Unveiling the ancient astronomy of southwestern Pueblo Indians
56 minutes, Color
Grade Level: 7-12, College, Adult
US Release Date: 1999; Copyright Date: 1999
ISBN: 1-56029-812-X
Directed by Anna Sofaer
Produced by The Solstice Project
Narrated by Robert Redford
Written by Anna Sofaer and Matt Dibble
Music by Michael Stearns
The Mystery of Chaco Canyon examines the deep enigmas presented by the massive prehistoric remains found in Chaco Canyon in northwestern New Mexico. It is the summation of 20 years of research. The film reveals that between 850 and 1150 AD, the Chacoan people designed and constructed massive ceremonial buildings in a complex celestial pattern throughout a vast desert region. Aerial and time lapse footage, computer modeling, and interviews with scholars show how the Chacoan culture designed, oriented and located its major buildings in relationship to the sun and moon. Pueblo Indians, descendants of the Chacoan people, regard Chaco as a place where their ancestors lived in a sacred past. Pueblo leaders speak of the significance of Chaco to the Pueblo world today.
View The Promo Trailer:
10 minute Intro clip to the movie:
The film challenges the notion that Chaco Canyon was primarily a trade and redistribution center.

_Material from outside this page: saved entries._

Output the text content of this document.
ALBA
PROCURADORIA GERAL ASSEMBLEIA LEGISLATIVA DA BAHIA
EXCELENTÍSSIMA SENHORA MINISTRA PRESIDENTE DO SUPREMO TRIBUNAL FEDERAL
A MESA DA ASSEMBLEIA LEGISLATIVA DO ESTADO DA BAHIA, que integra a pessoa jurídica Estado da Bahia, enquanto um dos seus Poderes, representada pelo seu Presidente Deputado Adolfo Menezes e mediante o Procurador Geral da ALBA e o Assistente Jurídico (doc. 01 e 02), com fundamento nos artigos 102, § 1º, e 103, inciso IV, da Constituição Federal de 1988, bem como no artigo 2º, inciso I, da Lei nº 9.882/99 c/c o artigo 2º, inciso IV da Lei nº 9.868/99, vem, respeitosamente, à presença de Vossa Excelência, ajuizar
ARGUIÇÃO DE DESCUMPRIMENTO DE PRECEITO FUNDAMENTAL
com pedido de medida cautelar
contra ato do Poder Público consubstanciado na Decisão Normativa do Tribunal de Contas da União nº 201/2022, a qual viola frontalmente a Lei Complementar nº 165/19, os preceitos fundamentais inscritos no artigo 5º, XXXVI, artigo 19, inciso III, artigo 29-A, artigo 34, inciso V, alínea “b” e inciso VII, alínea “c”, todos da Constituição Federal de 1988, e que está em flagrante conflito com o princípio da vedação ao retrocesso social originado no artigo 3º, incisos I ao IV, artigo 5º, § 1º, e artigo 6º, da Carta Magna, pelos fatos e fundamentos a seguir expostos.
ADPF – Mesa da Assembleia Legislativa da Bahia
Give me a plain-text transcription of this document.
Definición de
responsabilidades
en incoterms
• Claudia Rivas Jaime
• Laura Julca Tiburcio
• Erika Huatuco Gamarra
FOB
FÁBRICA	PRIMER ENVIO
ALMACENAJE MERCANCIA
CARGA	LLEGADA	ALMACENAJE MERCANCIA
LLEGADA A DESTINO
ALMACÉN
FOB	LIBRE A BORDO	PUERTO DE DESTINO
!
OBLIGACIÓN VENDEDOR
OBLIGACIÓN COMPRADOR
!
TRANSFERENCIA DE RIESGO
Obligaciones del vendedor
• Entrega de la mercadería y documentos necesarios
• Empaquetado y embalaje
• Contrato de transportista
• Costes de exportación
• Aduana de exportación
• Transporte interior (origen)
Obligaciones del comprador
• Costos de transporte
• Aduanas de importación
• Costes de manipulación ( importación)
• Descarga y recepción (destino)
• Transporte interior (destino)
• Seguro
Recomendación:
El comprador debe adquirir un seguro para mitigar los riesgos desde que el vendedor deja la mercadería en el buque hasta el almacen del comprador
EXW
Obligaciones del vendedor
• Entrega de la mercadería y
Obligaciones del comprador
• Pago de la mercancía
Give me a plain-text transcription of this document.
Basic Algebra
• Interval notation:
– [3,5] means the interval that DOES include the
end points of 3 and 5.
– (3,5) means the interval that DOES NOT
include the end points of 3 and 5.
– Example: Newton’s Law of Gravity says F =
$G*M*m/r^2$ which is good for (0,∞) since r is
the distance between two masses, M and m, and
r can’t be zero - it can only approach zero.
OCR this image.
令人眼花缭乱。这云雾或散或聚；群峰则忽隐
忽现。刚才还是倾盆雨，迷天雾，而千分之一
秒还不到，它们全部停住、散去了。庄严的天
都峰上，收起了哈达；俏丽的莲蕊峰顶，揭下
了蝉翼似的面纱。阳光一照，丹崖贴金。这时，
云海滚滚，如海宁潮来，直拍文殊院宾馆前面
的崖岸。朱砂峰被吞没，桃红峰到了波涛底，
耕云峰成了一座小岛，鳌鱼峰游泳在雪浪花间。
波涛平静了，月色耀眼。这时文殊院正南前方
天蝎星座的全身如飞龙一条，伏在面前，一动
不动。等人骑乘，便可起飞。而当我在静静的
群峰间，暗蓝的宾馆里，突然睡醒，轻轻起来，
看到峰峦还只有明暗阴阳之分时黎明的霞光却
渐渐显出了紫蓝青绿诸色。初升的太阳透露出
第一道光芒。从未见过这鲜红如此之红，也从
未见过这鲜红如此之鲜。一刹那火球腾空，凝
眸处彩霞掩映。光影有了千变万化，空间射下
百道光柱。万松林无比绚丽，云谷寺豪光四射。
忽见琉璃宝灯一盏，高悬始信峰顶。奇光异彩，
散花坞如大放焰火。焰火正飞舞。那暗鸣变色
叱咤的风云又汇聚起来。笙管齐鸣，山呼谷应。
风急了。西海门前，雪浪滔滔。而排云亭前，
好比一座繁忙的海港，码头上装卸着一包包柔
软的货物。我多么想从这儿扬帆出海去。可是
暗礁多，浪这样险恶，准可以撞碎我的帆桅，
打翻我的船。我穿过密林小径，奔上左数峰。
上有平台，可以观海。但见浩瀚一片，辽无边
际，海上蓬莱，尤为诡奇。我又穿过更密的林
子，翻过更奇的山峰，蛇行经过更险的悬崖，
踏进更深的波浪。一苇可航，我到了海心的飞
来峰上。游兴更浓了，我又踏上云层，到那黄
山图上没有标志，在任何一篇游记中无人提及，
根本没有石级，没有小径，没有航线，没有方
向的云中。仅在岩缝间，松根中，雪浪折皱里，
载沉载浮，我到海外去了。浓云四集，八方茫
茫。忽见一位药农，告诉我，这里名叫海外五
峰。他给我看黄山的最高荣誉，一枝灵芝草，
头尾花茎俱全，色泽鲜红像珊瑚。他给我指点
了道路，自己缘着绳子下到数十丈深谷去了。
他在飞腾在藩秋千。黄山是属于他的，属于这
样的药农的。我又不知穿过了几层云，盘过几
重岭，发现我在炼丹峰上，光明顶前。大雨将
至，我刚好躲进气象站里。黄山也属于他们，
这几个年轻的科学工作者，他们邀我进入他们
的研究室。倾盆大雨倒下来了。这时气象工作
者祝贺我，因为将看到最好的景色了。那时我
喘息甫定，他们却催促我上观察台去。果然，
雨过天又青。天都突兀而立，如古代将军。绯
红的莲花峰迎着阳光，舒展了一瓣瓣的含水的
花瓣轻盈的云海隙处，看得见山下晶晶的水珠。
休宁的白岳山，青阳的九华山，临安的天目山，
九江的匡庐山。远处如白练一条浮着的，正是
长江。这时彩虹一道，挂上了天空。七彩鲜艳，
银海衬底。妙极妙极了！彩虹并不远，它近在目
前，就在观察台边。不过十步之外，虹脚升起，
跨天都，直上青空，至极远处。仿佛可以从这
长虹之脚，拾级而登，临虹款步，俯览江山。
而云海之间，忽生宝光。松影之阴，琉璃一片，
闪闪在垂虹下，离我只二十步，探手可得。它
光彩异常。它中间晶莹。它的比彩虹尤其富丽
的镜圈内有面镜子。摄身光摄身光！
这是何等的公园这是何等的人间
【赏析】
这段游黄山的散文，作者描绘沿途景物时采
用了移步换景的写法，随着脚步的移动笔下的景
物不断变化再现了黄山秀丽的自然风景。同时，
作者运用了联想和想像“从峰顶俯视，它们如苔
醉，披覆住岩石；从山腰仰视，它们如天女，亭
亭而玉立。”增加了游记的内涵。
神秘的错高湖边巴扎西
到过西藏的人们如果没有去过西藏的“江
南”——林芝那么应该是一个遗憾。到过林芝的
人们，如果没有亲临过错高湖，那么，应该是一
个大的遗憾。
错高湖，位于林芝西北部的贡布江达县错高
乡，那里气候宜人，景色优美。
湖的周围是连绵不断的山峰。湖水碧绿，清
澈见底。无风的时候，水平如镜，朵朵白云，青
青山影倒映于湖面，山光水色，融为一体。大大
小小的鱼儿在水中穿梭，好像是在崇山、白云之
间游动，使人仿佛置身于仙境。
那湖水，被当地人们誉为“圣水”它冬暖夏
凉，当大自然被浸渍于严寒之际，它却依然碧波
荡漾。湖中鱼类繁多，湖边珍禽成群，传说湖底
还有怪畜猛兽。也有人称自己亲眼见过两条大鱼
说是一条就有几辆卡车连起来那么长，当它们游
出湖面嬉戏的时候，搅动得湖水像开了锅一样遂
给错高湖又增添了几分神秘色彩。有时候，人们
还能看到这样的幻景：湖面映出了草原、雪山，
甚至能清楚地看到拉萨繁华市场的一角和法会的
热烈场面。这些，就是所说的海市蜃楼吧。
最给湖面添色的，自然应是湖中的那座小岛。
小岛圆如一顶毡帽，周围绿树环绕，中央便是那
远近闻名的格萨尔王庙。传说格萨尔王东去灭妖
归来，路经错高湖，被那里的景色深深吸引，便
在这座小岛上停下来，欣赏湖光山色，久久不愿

Rather it argues that it was a center of astronomy and cosmology and that a primary purpose for the construction of the elaborate Chacoan buildings and certain roads was to express astronomical interests and to be integral parts of a celestial patterning.
While the Chacoans left no written text to help us to understand their culture, their thoughts are preserved in the language of their architecture, roads and light markings. Landscape, directions, sun and moon, and movement of shadow and light were the materials used by the Chacoan architects and builders to express their knowledge of an order in the universe.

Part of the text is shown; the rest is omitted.